A few weeks ago, I mentioned that we were working on algorithms that could identify handwritten numbers with 97 percent accuracy. This is a classic example of a “supervised” learning problem: We’re telling the computer ahead of time what it’s looking for—one of 10 symbols—and helping it train by feeding it data in which the correct answer has already been provided.
Now let’s imagine another scenario, one in which we give the computer no training and don’t even tell it that all of these unfamiliar handwritten symbols are numerals. This is “unsupervised” machine learning—the computer has to figure out what it’s looking at on its own. If the computer does its job, it will be able to figure out that it’s dealing with 10 distinct symbols, each of which might have a bunch of slight variations. Even so, it should hopefully be able to put the symbols into the appropriate categories—everything that looks like a “1” goes into one bucket, all of the “2”s go into another, and so forth.
In this example, humans would do just as well as computers, if not better. We would notice that there were 10 symbols (even if we didn’t know what they meant), and we could sort them ourselves assuming we have enough time and patience. Unsupervised learning gets more interesting when the machines find patterns we could never identify ourselves. Most of the top contenders for the Netflix prize, for example, didn’t build their recommendation engines using preconceived ideas of genre and taste in film. They just trained a computer to look for whatever patterns showed up, no matter how unexpected or obscure.
Most of the rest of Stanford’s machine-learning course is devoted to learning how to write these sorts of algorithms. I don’t yet have the programming chops to write my own unsupervised code without the direct supervision of the instructors, but I’ve started thinking about different subject areas where such programs would be illuminating.
Let’s say you were asked to take your favorite sport and divide the teams into two categories based on their style of play, ignoring structural groupings like leagues and divisions. As a baseball fan, my instinct would be to divide the major leagues into teams that emphasize pitching and those that focus on hitting. A football fan might divide the NFL into running teams and passing teams, and a basketball watcher could group the NBA into teams that run the floor and those that play at a slow pace.
Once we make it three categories, those obvious dichotomies are no longer as useful.
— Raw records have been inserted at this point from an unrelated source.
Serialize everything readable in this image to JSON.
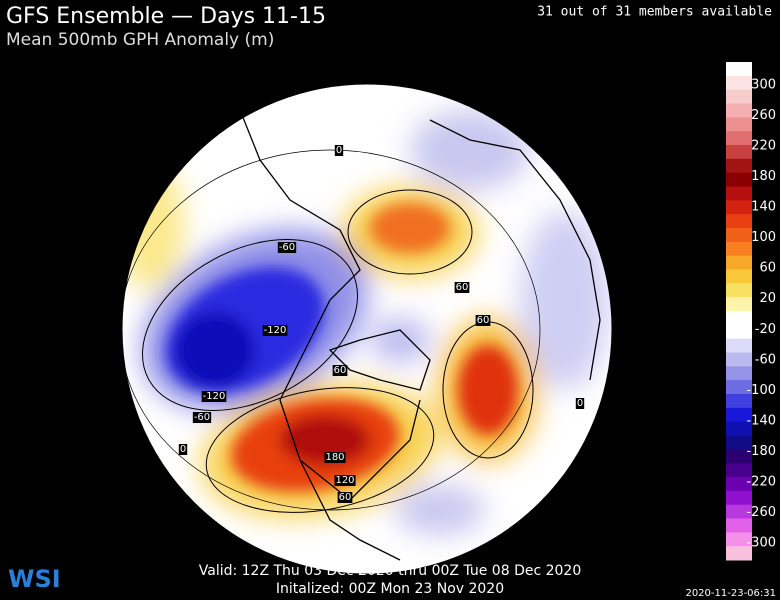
{
  "header": {
    "title": "GFS Ensemble — Days 11-15",
    "subtitle": "Mean 500mb GPH Anomaly (m)",
    "availability": "31 out of 31 members available"
  },
  "colorbar": {
    "labels": [
      "300",
      "260",
      "220",
      "180",
      "140",
      "100",
      "60",
      "20",
      "-20",
      "-60",
      "-100",
      "-140",
      "-180",
      "-220",
      "-260",
      "-300"
    ],
    "colors": [
      "#ffffff",
      "#fde4e4",
      "#f9cccc",
      "#f4b0b0",
      "#ec9090",
      "#e07070",
      "#c84040",
      "#a01414",
      "#8a0000",
      "#b41010",
      "#d22410",
      "#e84010",
      "#f06018",
      "#f88020",
      "#f8a828",
      "#f8c838",
      "#f8e060",
      "#fff4a8",
      "#ffffff",
      "#ffffff",
      "#dcdcf8",
      "#babaf0",
      "#9494e8",
      "#6c6ce4",
      "#4040e0",
      "#1818d8",
      "#1010b0",
      "#100c88",
      "#2a0070",
      "#48008c",
      "#6c00b0",
      "#9010d0",
      "#b838e0",
      "#e060e8",
      "#f490e8",
      "#f8c0dc"
    ]
  },
  "contour_labels": [
    "-60",
    "-120",
    "-120",
    "-60",
    "180",
    "120",
    "60",
    "60",
    "60",
    "60",
    "0",
    "0",
    "0"
  ],
  "footer": {
    "valid": "Valid: 12Z Thu 03 Dec 2020 thru 00Z Tue 08 Dec 2020",
    "initialized": "Initalized: 00Z Mon 23 Nov 2020",
    "timestamp": "2020-11-23-06:31",
    "logo": "WSI"
  }
}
Perhaps you could divide Major League Baseball into young teams, middle-aged teams, and ballclubs full of grizzled veterans. OK, now let’s ratchet up the assignment to five categories, or 10, or 20. Now would be a good time to stock up on graph paper.
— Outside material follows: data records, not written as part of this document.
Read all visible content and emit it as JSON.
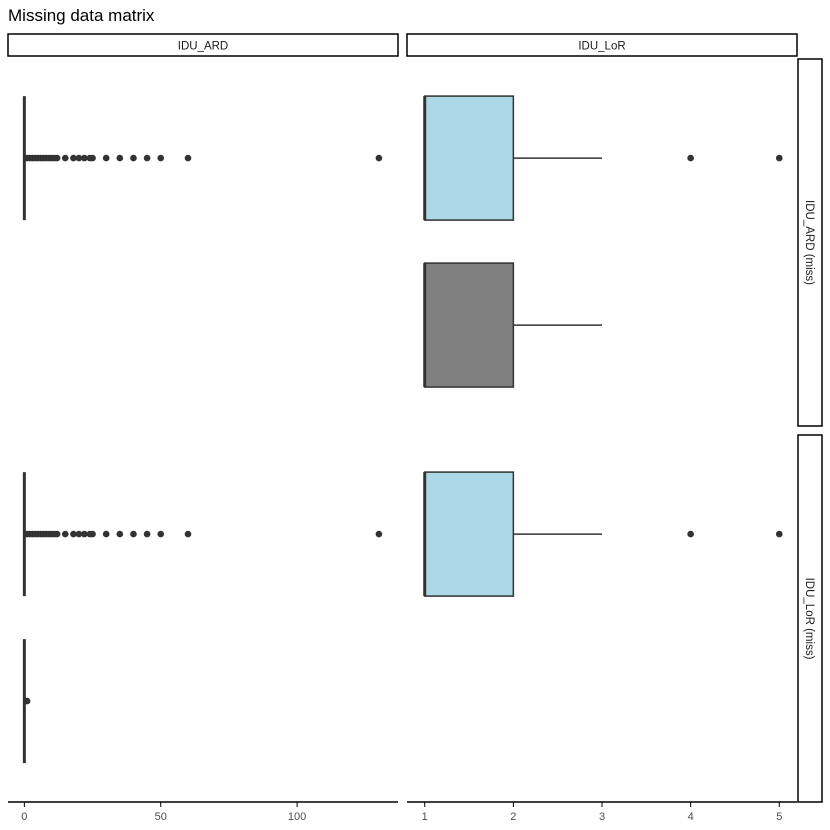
{
  "title": "Missing data matrix",
  "colors": {
    "observed_fill": "#ADD8E6",
    "missing_fill": "#808080",
    "box_stroke": "#333333",
    "point": "#333333",
    "axis": "#000000",
    "tick_text": "#4D4D4D"
  },
  "chart_data": {
    "type": "boxplot",
    "title": "Missing data matrix",
    "orientation": "horizontal",
    "facet_columns": [
      "IDU_ARD",
      "IDU_LoR"
    ],
    "facet_rows": [
      "IDU_ARD (miss)",
      "IDU_LoR (miss)"
    ],
    "groups_within_row": [
      "FALSE",
      "TRUE"
    ],
    "x_axes": {
      "IDU_ARD": {
        "ticks": [
          0,
          50,
          100
        ],
        "xlim": [
          -6,
          137
        ]
      },
      "IDU_LoR": {
        "ticks": [
          1,
          2,
          3,
          4,
          5
        ],
        "xlim": [
          0.8,
          5.2
        ]
      }
    },
    "panels": [
      {
        "column": "IDU_ARD",
        "row": "IDU_ARD (miss)",
        "boxes": [
          {
            "group": "FALSE",
            "fill": "observed",
            "min": 0,
            "q1": 0,
            "median": 0,
            "q3": 0,
            "max": 0,
            "outliers": [
              1,
              2,
              3,
              4,
              5,
              6,
              7,
              8,
              9,
              10,
              11,
              12,
              15,
              18,
              20,
              22,
              24,
              25,
              30,
              35,
              40,
              45,
              50,
              60,
              130
            ]
          }
        ]
      },
      {
        "column": "IDU_LoR",
        "row": "IDU_ARD (miss)",
        "boxes": [
          {
            "group": "FALSE",
            "fill": "observed",
            "min": 1,
            "q1": 1,
            "median": 1,
            "q3": 2,
            "max": 3,
            "outliers": [
              4,
              5
            ]
          },
          {
            "group": "TRUE",
            "fill": "missing",
            "min": 1,
            "q1": 1,
            "median": 1,
            "q3": 2,
            "max": 3,
            "outliers": []
          }
        ]
      },
      {
        "column": "IDU_ARD",
        "row": "IDU_LoR (miss)",
        "boxes": [
          {
            "group": "FALSE",
            "fill": "observed",
            "min": 0,
            "q1": 0,
            "median": 0,
            "q3": 0,
            "max": 0,
            "outliers": [
              1,
              2,
              3,
              4,
              5,
              6,
              7,
              8,
              9,
              10,
              11,
              12,
              15,
              18,
              20,
              22,
              24,
              25,
              30,
              35,
              40,
              45,
              50,
              60,
              130
            ]
          },
          {
            "group": "TRUE",
            "fill": "missing",
            "min": 0,
            "q1": 0,
            "median": 0,
            "q3": 0,
            "max": 0,
            "outliers": [
              1
            ]
          }
        ]
      },
      {
        "column": "IDU_LoR",
        "row": "IDU_LoR (miss)",
        "boxes": [
          {
            "group": "FALSE",
            "fill": "observed",
            "min": 1,
            "q1": 1,
            "median": 1,
            "q3": 2,
            "max": 3,
            "outliers": [
              4,
              5
            ]
          }
        ]
      }
    ]
  }
}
To figure out how to divide baseball teams into one of five categories, I would feed the computer a huge mess of data—say, 100 different statistical categories for each team—and let it group them the same way it would group handwritten numbers, searching for similarities in the data. If there is a way to split teams into five groups, the machine will find it.
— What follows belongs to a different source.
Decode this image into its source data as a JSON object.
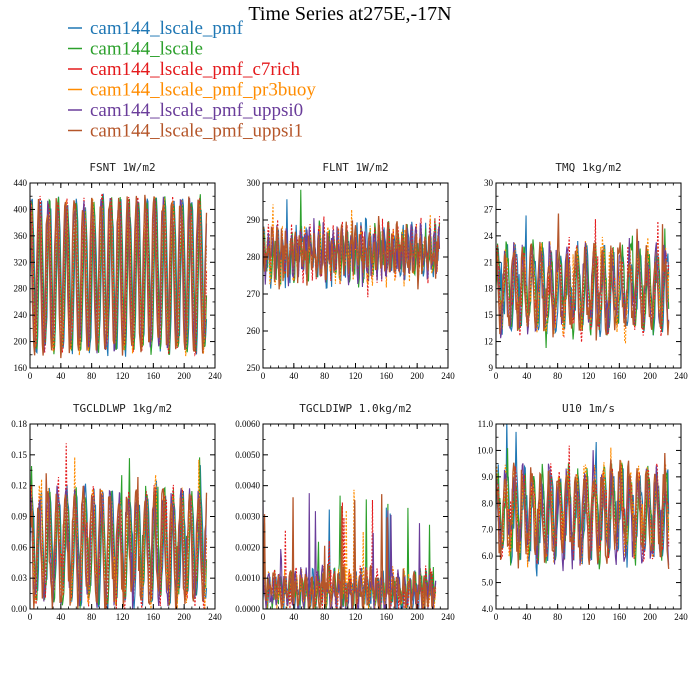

Until this week, this class had dealt primarily with cases where we wanted the computer to help us guess some predetermined piece of information. This was all interesting, but the goal was a little too practical for me. I wanted to take this course to develop a better understanding of how machines learn. This week helped satisfy that curiosity immensely, to the point that I think a lesson on unsupervised learning should come earlier in future semesters. For whatever reason, it’s innately human to want to categorize things. Learning how machines can help us do that, and without any of our biases and blind spots, is tremendously exciting.